A Gaiola Dourada foi o filme mais visto em Portugal em 2013. Foi também distinguido com o Prémio do Público nos últimos Prémios da Academia de Cinema Europeu. E agora a história da família portuguesa emigrada em França surge também destacada pela Academia de cinema do país em que foi rodada. Ruben Alves, o realizador, está entre os nomeados para Melhor Primeiro Filme dos Césares, habitualmente descritos como os Óscares franceses.

Na cerimónia que terá lugar dia 28 de Fevereiro no Théâtre du Châtelet, A Gaiola Dourada concorrerá com La Bataille de Solférino, de Justine Triet, En Solitaire, de Christine Offenstein, La Fille du 14 Juillet, de Antonini Peretjatko,  e Les Garçons et Guillaume, à Table!, de Guillaume Galienne.

Ao anúncio dos nomeados, quinta-feira, seguiu-se imediatamente um debate e, ao mesmo tempo, aquilo que alguns apelidam de escândalo. O debate prende-se com A Vida de Adèle. O filme de Abdellatif Kechiche, Palma de Ouro em Cannes, está nomeado para Melhor Filme, Melhor Actriz (Léa Seydoux), Melhor Argumento Adaptado (pelo trabalho de Ghalya Lacroix sobre a banda-desenhada original de Julie Maroh) e Maior Esperança Feminina (Adèle Exarchopoulos). É precisamente a categoria em que Adèle Exarchopoulos surge nomeada que lançou o debate na edição francesa da publicação online Slate.

“O verdadeiro escândalo nos Césares não está onde pensam”, escrevia ontem Charlotte Pudlowski. O escândalo será, para a crítica, “a jovem actriz, espantosa em A Vida de Adèle, e a quem atribuiríamos o César de melhor actriz sem hesitar, ter sido desviada das nomeações (ao contrário da sua companheira Léa Seydoux) e tenha que se ‘contentar’ com uma nomeação ao César de revelação feminina”. O contra-argumento defenderá que, dessa forma, abre-se a possibilidade de as duas actrizes serem distinguidas.

Mas, posto isto, qual é o escândalo que esconde o verdadeiro escândalo de que fala a Slate? É a política, pois claro. E a alcova. Julie Gayret, a actriz que deu origem a um escândalo, repita-se o substantivo, pelo muito mediatizado caso com o presidente francês, François Hollande, surge nomeada na categoria de Melhor Actriz Secundária por Quai d’Orsay, de Bernard Tavernier - onde, curiosamente, interpreta um papel político, o de conselheira para África do ministro dos Negócios Estrangeiros francês.
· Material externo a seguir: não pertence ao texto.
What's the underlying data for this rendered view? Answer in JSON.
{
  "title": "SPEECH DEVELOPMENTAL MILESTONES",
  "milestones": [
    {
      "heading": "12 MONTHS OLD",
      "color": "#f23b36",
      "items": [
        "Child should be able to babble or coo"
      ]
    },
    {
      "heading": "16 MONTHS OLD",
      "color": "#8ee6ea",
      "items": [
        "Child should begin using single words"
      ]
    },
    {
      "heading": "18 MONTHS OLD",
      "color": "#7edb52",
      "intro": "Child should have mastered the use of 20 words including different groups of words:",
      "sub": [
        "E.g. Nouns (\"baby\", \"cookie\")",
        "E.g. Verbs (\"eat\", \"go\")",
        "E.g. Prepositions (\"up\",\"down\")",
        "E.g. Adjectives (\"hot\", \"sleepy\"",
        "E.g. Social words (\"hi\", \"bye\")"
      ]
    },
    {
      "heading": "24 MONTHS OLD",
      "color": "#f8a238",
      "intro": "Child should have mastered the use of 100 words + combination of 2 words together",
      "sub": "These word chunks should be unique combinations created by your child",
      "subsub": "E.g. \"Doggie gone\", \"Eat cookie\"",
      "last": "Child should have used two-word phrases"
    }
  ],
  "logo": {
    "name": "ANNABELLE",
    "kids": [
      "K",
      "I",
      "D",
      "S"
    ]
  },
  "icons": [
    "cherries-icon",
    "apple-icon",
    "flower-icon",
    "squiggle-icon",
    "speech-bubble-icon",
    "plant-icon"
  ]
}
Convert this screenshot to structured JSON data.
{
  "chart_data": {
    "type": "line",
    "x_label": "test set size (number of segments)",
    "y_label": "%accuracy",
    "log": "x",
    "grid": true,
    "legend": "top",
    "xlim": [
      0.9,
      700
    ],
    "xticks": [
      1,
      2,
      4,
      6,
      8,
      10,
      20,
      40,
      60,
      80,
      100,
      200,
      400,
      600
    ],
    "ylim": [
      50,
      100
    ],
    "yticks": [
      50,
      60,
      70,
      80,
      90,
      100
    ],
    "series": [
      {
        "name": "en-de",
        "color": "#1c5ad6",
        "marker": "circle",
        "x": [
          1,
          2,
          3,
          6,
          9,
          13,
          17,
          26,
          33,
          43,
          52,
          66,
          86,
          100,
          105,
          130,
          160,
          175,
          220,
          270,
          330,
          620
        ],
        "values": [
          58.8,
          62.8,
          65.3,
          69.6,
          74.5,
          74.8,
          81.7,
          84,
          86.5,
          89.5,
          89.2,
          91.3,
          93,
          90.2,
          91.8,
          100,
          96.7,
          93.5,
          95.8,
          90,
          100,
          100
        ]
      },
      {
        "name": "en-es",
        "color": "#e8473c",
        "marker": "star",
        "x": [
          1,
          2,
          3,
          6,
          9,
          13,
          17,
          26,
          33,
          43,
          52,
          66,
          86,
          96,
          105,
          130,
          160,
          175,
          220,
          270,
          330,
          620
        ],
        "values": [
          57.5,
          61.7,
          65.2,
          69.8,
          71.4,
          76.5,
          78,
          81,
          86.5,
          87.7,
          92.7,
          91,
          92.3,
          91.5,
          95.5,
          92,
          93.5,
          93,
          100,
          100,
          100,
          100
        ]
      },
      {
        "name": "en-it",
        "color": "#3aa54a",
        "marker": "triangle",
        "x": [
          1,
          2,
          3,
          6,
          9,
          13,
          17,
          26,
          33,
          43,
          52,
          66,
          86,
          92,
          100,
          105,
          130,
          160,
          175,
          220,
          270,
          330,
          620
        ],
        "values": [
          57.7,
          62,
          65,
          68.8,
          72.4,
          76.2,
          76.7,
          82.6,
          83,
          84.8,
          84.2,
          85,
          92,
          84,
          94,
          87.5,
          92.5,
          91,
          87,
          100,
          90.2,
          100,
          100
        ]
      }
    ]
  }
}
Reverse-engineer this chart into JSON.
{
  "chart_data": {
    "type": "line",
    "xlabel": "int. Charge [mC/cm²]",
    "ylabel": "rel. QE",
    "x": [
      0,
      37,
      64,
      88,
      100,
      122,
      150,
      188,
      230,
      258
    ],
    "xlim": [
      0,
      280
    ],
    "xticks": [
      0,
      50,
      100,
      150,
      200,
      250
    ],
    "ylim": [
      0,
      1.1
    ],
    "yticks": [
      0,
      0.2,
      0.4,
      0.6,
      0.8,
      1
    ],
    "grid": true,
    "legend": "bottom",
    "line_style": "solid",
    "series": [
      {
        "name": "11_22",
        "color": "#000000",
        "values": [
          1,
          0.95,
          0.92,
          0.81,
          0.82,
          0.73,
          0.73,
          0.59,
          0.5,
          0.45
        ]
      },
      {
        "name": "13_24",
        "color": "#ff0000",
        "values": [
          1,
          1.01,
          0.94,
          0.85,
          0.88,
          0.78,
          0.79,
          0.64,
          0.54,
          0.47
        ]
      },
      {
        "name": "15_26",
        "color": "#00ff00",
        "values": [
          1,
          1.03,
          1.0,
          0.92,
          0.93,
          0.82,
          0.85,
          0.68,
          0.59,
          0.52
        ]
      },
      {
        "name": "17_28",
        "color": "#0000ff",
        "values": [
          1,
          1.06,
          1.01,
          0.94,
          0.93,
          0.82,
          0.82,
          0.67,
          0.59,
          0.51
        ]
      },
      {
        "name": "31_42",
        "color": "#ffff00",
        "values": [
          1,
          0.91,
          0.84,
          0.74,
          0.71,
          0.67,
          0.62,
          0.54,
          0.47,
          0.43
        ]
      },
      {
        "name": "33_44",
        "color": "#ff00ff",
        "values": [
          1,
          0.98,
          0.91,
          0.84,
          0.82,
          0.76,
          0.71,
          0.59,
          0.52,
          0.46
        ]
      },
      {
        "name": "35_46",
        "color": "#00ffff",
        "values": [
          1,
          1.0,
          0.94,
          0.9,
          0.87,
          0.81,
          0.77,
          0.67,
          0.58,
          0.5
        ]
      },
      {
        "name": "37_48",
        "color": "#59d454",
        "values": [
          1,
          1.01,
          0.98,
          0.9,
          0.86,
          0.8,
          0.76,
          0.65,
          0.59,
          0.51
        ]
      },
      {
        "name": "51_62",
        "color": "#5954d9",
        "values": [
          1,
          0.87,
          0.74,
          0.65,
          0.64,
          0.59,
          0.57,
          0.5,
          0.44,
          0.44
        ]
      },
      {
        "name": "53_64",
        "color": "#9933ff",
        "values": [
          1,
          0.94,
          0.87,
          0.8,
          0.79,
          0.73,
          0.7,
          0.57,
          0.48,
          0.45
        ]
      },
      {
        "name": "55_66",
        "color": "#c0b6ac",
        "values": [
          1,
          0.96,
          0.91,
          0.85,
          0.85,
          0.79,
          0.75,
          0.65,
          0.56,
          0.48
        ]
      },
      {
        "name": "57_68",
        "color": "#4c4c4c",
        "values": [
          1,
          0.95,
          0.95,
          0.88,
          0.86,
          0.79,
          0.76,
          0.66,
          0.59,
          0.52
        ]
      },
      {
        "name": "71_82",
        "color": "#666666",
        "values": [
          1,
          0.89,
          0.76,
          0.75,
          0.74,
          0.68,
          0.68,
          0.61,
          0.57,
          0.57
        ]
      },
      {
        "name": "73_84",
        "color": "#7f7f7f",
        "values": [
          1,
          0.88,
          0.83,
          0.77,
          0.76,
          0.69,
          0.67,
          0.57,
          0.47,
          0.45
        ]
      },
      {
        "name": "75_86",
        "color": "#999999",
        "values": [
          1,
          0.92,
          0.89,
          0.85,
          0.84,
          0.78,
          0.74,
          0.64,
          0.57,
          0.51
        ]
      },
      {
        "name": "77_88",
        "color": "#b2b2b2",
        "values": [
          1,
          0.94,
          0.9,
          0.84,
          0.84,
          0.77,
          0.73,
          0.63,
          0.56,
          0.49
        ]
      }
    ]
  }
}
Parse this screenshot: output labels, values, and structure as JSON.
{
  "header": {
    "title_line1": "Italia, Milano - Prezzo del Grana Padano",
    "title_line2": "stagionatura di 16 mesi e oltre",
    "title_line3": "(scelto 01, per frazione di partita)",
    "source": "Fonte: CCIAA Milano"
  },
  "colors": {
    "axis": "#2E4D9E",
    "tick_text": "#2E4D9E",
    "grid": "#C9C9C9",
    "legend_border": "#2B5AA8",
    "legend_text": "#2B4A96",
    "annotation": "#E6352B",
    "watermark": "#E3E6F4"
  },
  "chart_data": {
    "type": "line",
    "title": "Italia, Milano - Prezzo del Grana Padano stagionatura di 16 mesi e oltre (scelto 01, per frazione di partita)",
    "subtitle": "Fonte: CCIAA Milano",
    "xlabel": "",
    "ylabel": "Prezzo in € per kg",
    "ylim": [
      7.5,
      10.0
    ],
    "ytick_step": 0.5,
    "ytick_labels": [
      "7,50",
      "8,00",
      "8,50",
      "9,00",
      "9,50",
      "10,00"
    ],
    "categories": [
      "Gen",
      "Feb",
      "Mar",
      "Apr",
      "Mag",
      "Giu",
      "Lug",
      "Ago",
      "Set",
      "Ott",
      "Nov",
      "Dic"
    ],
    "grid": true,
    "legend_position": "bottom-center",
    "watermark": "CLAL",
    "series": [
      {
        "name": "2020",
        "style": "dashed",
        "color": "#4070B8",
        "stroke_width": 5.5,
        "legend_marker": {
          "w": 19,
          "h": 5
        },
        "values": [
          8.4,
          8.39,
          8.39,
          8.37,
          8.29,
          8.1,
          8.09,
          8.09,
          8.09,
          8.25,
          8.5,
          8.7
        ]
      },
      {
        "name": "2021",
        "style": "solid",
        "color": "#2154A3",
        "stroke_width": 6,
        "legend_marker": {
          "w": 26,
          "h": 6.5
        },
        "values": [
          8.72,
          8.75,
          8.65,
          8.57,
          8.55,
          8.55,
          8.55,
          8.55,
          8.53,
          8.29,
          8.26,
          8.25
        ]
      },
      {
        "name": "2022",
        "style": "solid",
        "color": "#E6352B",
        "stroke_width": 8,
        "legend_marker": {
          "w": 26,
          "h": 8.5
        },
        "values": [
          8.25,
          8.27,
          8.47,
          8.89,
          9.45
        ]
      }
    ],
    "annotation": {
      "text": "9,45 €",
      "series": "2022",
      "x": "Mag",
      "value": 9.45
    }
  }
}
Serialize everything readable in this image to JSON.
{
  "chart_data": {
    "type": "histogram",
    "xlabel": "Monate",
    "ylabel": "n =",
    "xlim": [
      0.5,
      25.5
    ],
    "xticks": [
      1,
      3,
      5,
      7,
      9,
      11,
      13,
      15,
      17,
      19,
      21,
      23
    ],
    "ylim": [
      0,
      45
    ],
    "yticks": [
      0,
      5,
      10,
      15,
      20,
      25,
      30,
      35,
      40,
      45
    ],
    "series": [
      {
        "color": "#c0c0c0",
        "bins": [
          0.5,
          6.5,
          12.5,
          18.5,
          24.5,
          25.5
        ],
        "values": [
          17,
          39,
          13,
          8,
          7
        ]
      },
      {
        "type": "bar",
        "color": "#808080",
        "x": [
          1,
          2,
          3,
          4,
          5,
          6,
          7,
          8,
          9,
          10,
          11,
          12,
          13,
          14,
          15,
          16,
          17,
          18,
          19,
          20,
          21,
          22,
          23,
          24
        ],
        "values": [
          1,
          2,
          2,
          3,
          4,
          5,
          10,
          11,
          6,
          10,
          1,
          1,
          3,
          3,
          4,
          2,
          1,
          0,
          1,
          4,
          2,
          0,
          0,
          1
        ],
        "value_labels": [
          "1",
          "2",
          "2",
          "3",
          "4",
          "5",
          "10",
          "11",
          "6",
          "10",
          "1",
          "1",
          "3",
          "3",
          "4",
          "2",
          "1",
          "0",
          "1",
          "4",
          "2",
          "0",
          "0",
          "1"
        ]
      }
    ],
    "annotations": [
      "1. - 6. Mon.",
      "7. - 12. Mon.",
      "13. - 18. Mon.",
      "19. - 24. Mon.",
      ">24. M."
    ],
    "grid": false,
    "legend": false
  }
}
A citada Slate ironizava com a situação, imaginando o raciocínio dos membros da Academia na altura da escolha: “Vou votar na Julie Gayret, ela merece estar sob os holofotes, não tem muito essa oportunidade”.

Para completar o périplo político das nomeações, refira-se que Marisa Borini, mãe de Carla Bruni, logo sogra do ex presidente francês, Nicolas Sarkozy, concorre com Julie Gayret. Também surge nomeada para melhor actriz secundária, por em Un Chateau en Italie, realizado por Valeria Bruni Tedeschi, filha de Borini, irmã de Carla.

A muito mediatizada interpretação de François Hollande enquanto distribuidor de pizzas motorizado foi, por sua vez, ignorada pela Academia francesa.